Se Sebastiano avesse potuto scegliere un modo per morire, quello sarebbe stato di certo il migliore di tutti. Aveva il cuore a mille e la testa piena di pensieri, progetti, domande, dubbi; voleva baciarla ma voleva essere sicuro che lei non lo avrebbe respinto e voleva dirle una miriade di cose, ma riuscì solo a sorridere da ebete e accelerare il passo verso la riva.
«Secondo te ci dicono qualcosa se ci sediamo qui?» chiese, fermandosi di fronte ad un lettino dell'ultima fila di ombrelloni. Anita si voltò verso l'entroterra e scrollò le spalle, sedendosi sulla plastica fredda e umida, subito imitata da Sebastiano. Rimasero in silenzio per qualche secondo, giusto il tempo perché Leonardo e Agnese si allontanassero, poi la biondina si voltò con tutto il corpo verso di lui e incrociò le gambe.
«Ti sta piacendo la serata?» gli chiese, accarezzandogli un braccio con la punta delle dita.
Quel contatto mandò Sebastiano in brodo di giuggiole e lo fece sorridere come uno scemo, mentre annuiva con vigore.
«Moltissimo» confermò, poi la guardò con la testa leggermente inclinata a destra e prese la sua mano, «A te?» le chiese a voce bassa, quasi come se le stesse chiedendo di rispondere di sì, che anche lei era stata bene e si stava divertendo.
«Ora che siamo da soli mi piace anche di più» confessò lei, spostando lo sguardo sulle loro dita intrecciate e sorridendo appena.
Quanto avrebbe voluto vederla!
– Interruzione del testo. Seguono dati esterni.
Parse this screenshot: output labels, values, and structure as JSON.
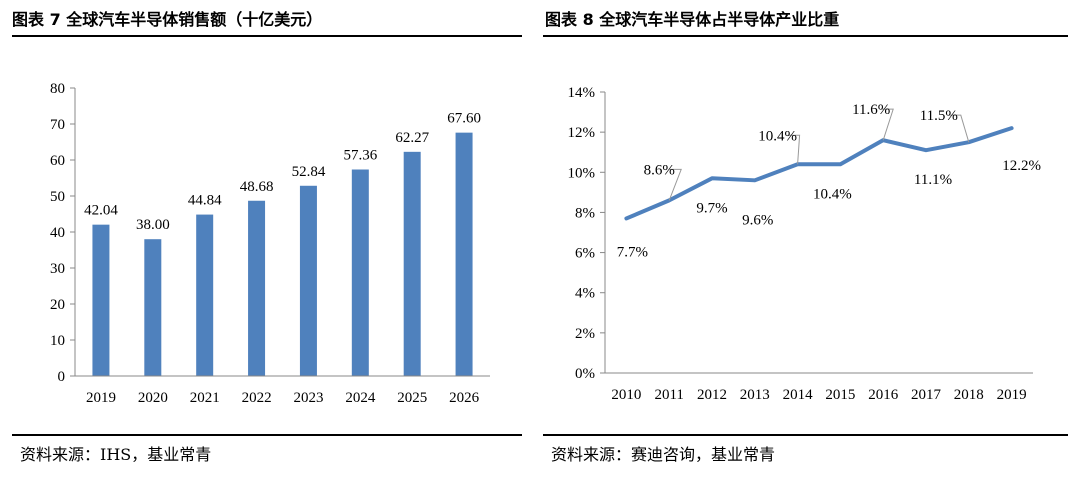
{
  "left": {
    "title": "图表 7  全球汽车半导体销售额（十亿美元）",
    "source": "资料来源：IHS，基业常青"
  },
  "right": {
    "title": "图表 8  全球汽车半导体占半导体产业比重",
    "source": "资料来源：赛迪咨询，基业常青"
  },
  "chart_data": [
    {
      "type": "bar",
      "title": "",
      "categories": [
        "2019",
        "2020",
        "2021",
        "2022",
        "2023",
        "2024",
        "2025",
        "2026"
      ],
      "values": [
        42.04,
        38.0,
        44.84,
        48.68,
        52.84,
        57.36,
        62.27,
        67.6
      ],
      "value_labels": [
        "42.04",
        "38.00",
        "44.84",
        "48.68",
        "52.84",
        "57.36",
        "62.27",
        "67.60"
      ],
      "ylim": [
        0,
        80
      ],
      "yticks": [
        0,
        10,
        20,
        30,
        40,
        50,
        60,
        70,
        80
      ],
      "xlabel": "",
      "ylabel": "",
      "grid": false,
      "color": "#4f81bd"
    },
    {
      "type": "line",
      "title": "",
      "categories": [
        "2010",
        "2011",
        "2012",
        "2013",
        "2014",
        "2015",
        "2016",
        "2017",
        "2018",
        "2019"
      ],
      "values": [
        7.7,
        8.6,
        9.7,
        9.6,
        10.4,
        10.4,
        11.6,
        11.1,
        11.5,
        12.2
      ],
      "value_labels": [
        "7.7%",
        "8.6%",
        "9.7%",
        "9.6%",
        "10.4%",
        "10.4%",
        "11.6%",
        "11.1%",
        "11.5%",
        "12.2%"
      ],
      "ylim": [
        0,
        14
      ],
      "yticks": [
        0,
        2,
        4,
        6,
        8,
        10,
        12,
        14
      ],
      "ytick_labels": [
        "0%",
        "2%",
        "4%",
        "6%",
        "8%",
        "10%",
        "12%",
        "14%"
      ],
      "xlabel": "",
      "ylabel": "",
      "grid": false,
      "color": "#4f81bd"
    }
  ]
}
Avrebbe davvero voluto che il buio non celasse il volto di Anita, che gli fosse possibile vederla arrossire, sorridere, parlare. Invece il buio gli lasciava quel piccolo margine di dubbio che lo divorava dentro, non gli permetteva capire fino in fondo quello che stava pensando la ragazza.
«Secondo te ad Agnese è piaciuta la serata?» domandò, anche se le avrebbe tanto voluto chiedere se aveva capito che la sua era stata solo una scusa, che non era vero che Leonardo voleva uscire con Agnese e lo aveva coinvolto.
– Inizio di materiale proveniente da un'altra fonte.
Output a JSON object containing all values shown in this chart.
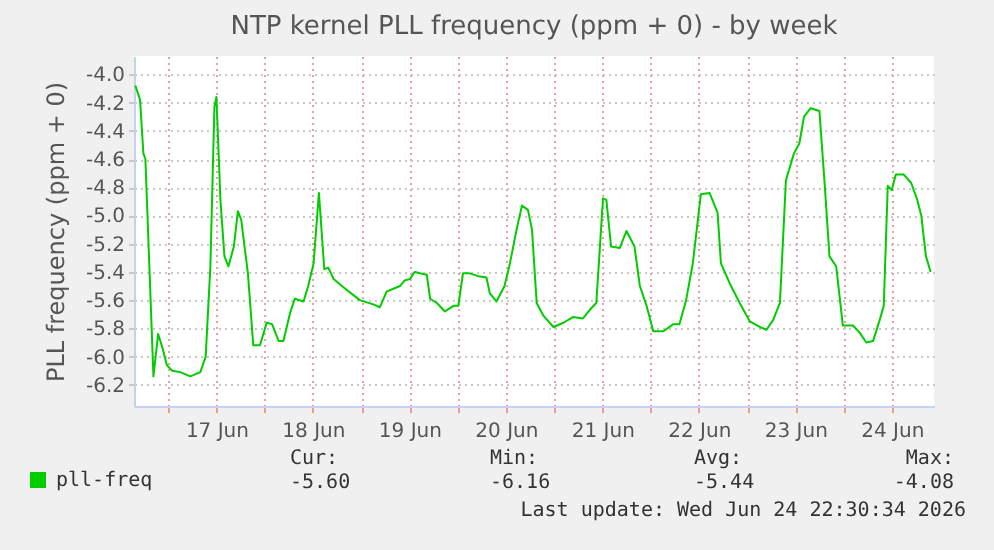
{
  "chart_data": {
    "type": "line",
    "title": "NTP kernel PLL frequency (ppm + 0) - by week",
    "ylabel": "PLL frequency (ppm + 0)",
    "xlim": [
      "2026-06-16T15:30",
      "2026-06-24T22:30"
    ],
    "xticks": [
      {
        "value": "2026-06-17T00:00",
        "label": null
      },
      {
        "value": "2026-06-17T12:00",
        "label": "17 Jun"
      },
      {
        "value": "2026-06-18T00:00",
        "label": null
      },
      {
        "value": "2026-06-18T12:00",
        "label": "18 Jun"
      },
      {
        "value": "2026-06-19T00:00",
        "label": null
      },
      {
        "value": "2026-06-19T12:00",
        "label": "19 Jun"
      },
      {
        "value": "2026-06-20T00:00",
        "label": null
      },
      {
        "value": "2026-06-20T12:00",
        "label": "20 Jun"
      },
      {
        "value": "2026-06-21T00:00",
        "label": null
      },
      {
        "value": "2026-06-21T12:00",
        "label": "21 Jun"
      },
      {
        "value": "2026-06-22T00:00",
        "label": null
      },
      {
        "value": "2026-06-22T12:00",
        "label": "22 Jun"
      },
      {
        "value": "2026-06-23T00:00",
        "label": null
      },
      {
        "value": "2026-06-23T12:00",
        "label": "23 Jun"
      },
      {
        "value": "2026-06-24T00:00",
        "label": null
      },
      {
        "value": "2026-06-24T12:00",
        "label": "24 Jun"
      }
    ],
    "ylim": [
      -6.35,
      -3.87
    ],
    "yticks": [
      -6.2,
      {
        "value": -6,
        "label": "-6.0"
      },
      -5.8,
      -5.6,
      -5.4,
      -5.2,
      {
        "value": -5,
        "label": "-5.0"
      },
      -4.8,
      -4.6,
      -4.4,
      -4.2,
      {
        "value": -4,
        "label": "-4.0"
      }
    ],
    "grid": true,
    "legend": "bottom",
    "x": [
      "2026-06-16T15:50",
      "2026-06-16T17:00",
      "2026-06-16T17:50",
      "2026-06-16T18:20",
      "2026-06-16T20:20",
      "2026-06-16T21:30",
      "2026-06-16T22:30",
      "2026-06-16T23:40",
      "2026-06-17T01:00",
      "2026-06-17T03:00",
      "2026-06-17T05:30",
      "2026-06-17T08:00",
      "2026-06-17T09:20",
      "2026-06-17T10:30",
      "2026-06-17T11:30",
      "2026-06-17T12:00",
      "2026-06-17T13:00",
      "2026-06-17T14:00",
      "2026-06-17T15:00",
      "2026-06-17T16:20",
      "2026-06-17T17:20",
      "2026-06-17T18:10",
      "2026-06-17T19:50",
      "2026-06-17T21:10",
      "2026-06-17T22:50",
      "2026-06-18T00:30",
      "2026-06-18T01:50",
      "2026-06-18T03:30",
      "2026-06-18T04:40",
      "2026-06-18T06:20",
      "2026-06-18T07:30",
      "2026-06-18T09:40",
      "2026-06-18T10:50",
      "2026-06-18T12:10",
      "2026-06-18T13:30",
      "2026-06-18T14:50",
      "2026-06-18T15:50",
      "2026-06-18T17:10",
      "2026-06-18T19:40",
      "2026-06-18T23:40",
      "2026-06-19T03:00",
      "2026-06-19T04:40",
      "2026-06-19T06:20",
      "2026-06-19T09:40",
      "2026-06-19T10:50",
      "2026-06-19T12:10",
      "2026-06-19T13:20",
      "2026-06-19T14:40",
      "2026-06-19T16:20",
      "2026-06-19T17:10",
      "2026-06-19T18:50",
      "2026-06-19T20:50",
      "2026-06-19T23:00",
      "2026-06-20T00:10",
      "2026-06-20T01:20",
      "2026-06-20T03:00",
      "2026-06-20T05:10",
      "2026-06-20T07:10",
      "2026-06-20T08:00",
      "2026-06-20T09:40",
      "2026-06-20T11:40",
      "2026-06-20T13:00",
      "2026-06-20T14:40",
      "2026-06-20T16:00",
      "2026-06-20T17:30",
      "2026-06-20T18:30",
      "2026-06-20T19:40",
      "2026-06-20T21:20",
      "2026-06-20T23:50",
      "2026-06-21T02:20",
      "2026-06-21T04:40",
      "2026-06-21T07:10",
      "2026-06-21T08:50",
      "2026-06-21T10:30",
      "2026-06-21T12:10",
      "2026-06-21T13:00",
      "2026-06-21T14:10",
      "2026-06-21T16:20",
      "2026-06-21T18:00",
      "2026-06-21T20:00",
      "2026-06-21T21:20",
      "2026-06-21T23:00",
      "2026-06-22T00:40",
      "2026-06-22T03:10",
      "2026-06-22T05:40",
      "2026-06-22T07:10",
      "2026-06-22T08:50",
      "2026-06-22T10:30",
      "2026-06-22T12:30",
      "2026-06-22T14:40",
      "2026-06-22T16:40",
      "2026-06-22T17:30",
      "2026-06-22T19:40",
      "2026-06-22T22:10",
      "2026-06-23T00:40",
      "2026-06-23T03:10",
      "2026-06-23T04:50",
      "2026-06-23T06:30",
      "2026-06-23T08:10",
      "2026-06-23T09:40",
      "2026-06-23T11:40",
      "2026-06-23T13:00",
      "2026-06-23T14:10",
      "2026-06-23T15:50",
      "2026-06-23T18:00",
      "2026-06-23T19:20",
      "2026-06-23T20:30",
      "2026-06-23T22:10",
      "2026-06-23T23:50",
      "2026-06-24T02:20",
      "2026-06-24T04:00",
      "2026-06-24T05:40",
      "2026-06-24T07:20",
      "2026-06-24T09:00",
      "2026-06-24T10:00",
      "2026-06-24T11:00",
      "2026-06-24T12:00",
      "2026-06-24T13:00",
      "2026-06-24T15:00",
      "2026-06-24T16:50",
      "2026-06-24T18:20",
      "2026-06-24T19:20",
      "2026-06-24T20:30",
      "2026-06-24T21:40"
    ],
    "series": [
      {
        "name": "pll-freq",
        "color": "#00cc00",
        "values": [
          -4.08,
          -4.18,
          -4.56,
          -4.6,
          -6.14,
          -5.84,
          -5.93,
          -6.06,
          -6.1,
          -6.11,
          -6.14,
          -6.11,
          -6.0,
          -5.36,
          -4.23,
          -4.16,
          -4.89,
          -5.29,
          -5.36,
          -5.22,
          -4.97,
          -5.03,
          -5.41,
          -5.92,
          -5.92,
          -5.76,
          -5.77,
          -5.89,
          -5.89,
          -5.69,
          -5.59,
          -5.61,
          -5.5,
          -5.34,
          -4.84,
          -5.38,
          -5.37,
          -5.45,
          -5.51,
          -5.6,
          -5.63,
          -5.65,
          -5.54,
          -5.5,
          -5.46,
          -5.45,
          -5.4,
          -5.41,
          -5.42,
          -5.59,
          -5.62,
          -5.68,
          -5.64,
          -5.64,
          -5.41,
          -5.41,
          -5.43,
          -5.44,
          -5.55,
          -5.61,
          -5.5,
          -5.34,
          -5.1,
          -4.93,
          -4.96,
          -5.1,
          -5.62,
          -5.71,
          -5.79,
          -5.76,
          -5.72,
          -5.73,
          -5.67,
          -5.62,
          -4.88,
          -4.89,
          -5.22,
          -5.23,
          -5.11,
          -5.22,
          -5.5,
          -5.64,
          -5.82,
          -5.82,
          -5.77,
          -5.77,
          -5.6,
          -5.34,
          -4.85,
          -4.84,
          -4.98,
          -5.34,
          -5.48,
          -5.62,
          -5.75,
          -5.79,
          -5.81,
          -5.74,
          -5.62,
          -4.75,
          -4.56,
          -4.49,
          -4.3,
          -4.24,
          -4.26,
          -4.79,
          -5.29,
          -5.36,
          -5.78,
          -5.78,
          -5.83,
          -5.9,
          -5.89,
          -5.74,
          -5.64,
          -4.79,
          -4.82,
          -4.71,
          -4.71,
          -4.77,
          -4.89,
          -5.0,
          -5.29,
          -5.4
        ]
      }
    ],
    "annotations": [
      "Cur:\n-5.60",
      "Min:\n-6.16",
      "Avg:\n-5.44",
      "Max:\n-4.08",
      "Last update: Wed Jun 24 22:30:34 2026"
    ]
  }
}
Anita guardò nella direzione in cui si era diretta l'altra coppia e soffiò un sorriso intenerito.
«Secondo me mi odierà per almeno tre settimane», ridacchiò; sentì un tocco leggero sul braccio e impiegò una manciata di secondi per capire che Sebastiano le stava accarezzando la pelle con una dolcezza e una lentezza che la mandavano fuori di testa.
«Non le interessa Leo?»
La voce di Sebastiano le giunse dannatamente più vicina di prima e questo voleva dire che si era avvicinato a lei. Forse troppo per i suoi ormoni impazziti.
Boccheggiò un istante, poi rise nervosamente e scrollò le spalle. «Forse le interessa, ma è tremendamente timida» mormorò imbarazzata.
Sebastiano non riuscì a trattenersi e le baciò leggermente una spalla, per poi strofinarci lentamente la punta del naso, inspirando silenziosamente il suo profumo delicato e fruttato.
«Ma se provassi a baciarti, ti scanseresti?» chiese a bassa voce, cercando di guardarla nonostante l'oscurità. La sentì trattenere il fiato e tremare appena, così le lasciò un altro bacio sulla pelle e attese in silenzio.
«Potresti provare» sussurrò lei, per poi avvampare esageratamente e avvertire una forte stretta allo stomaco.Sebastiano sorrise apertamente e si mise dritto, avvicinandosi ad Anita e accarezzandole una guancia.
«Spero tu non mi abbia illuso» scherzò e senza aspettare la risposta della ragazza appoggiò leggermente le labbra sulle sue, trattenendo l'emozione e le grida di gioia che rischiavano di fargli esplodere il petto.
Anita si sentì arrossire a livelli disumani e abbracciò il collo del ragazzo, come a confermargli che no, non si sarebbe assolutamente scansata.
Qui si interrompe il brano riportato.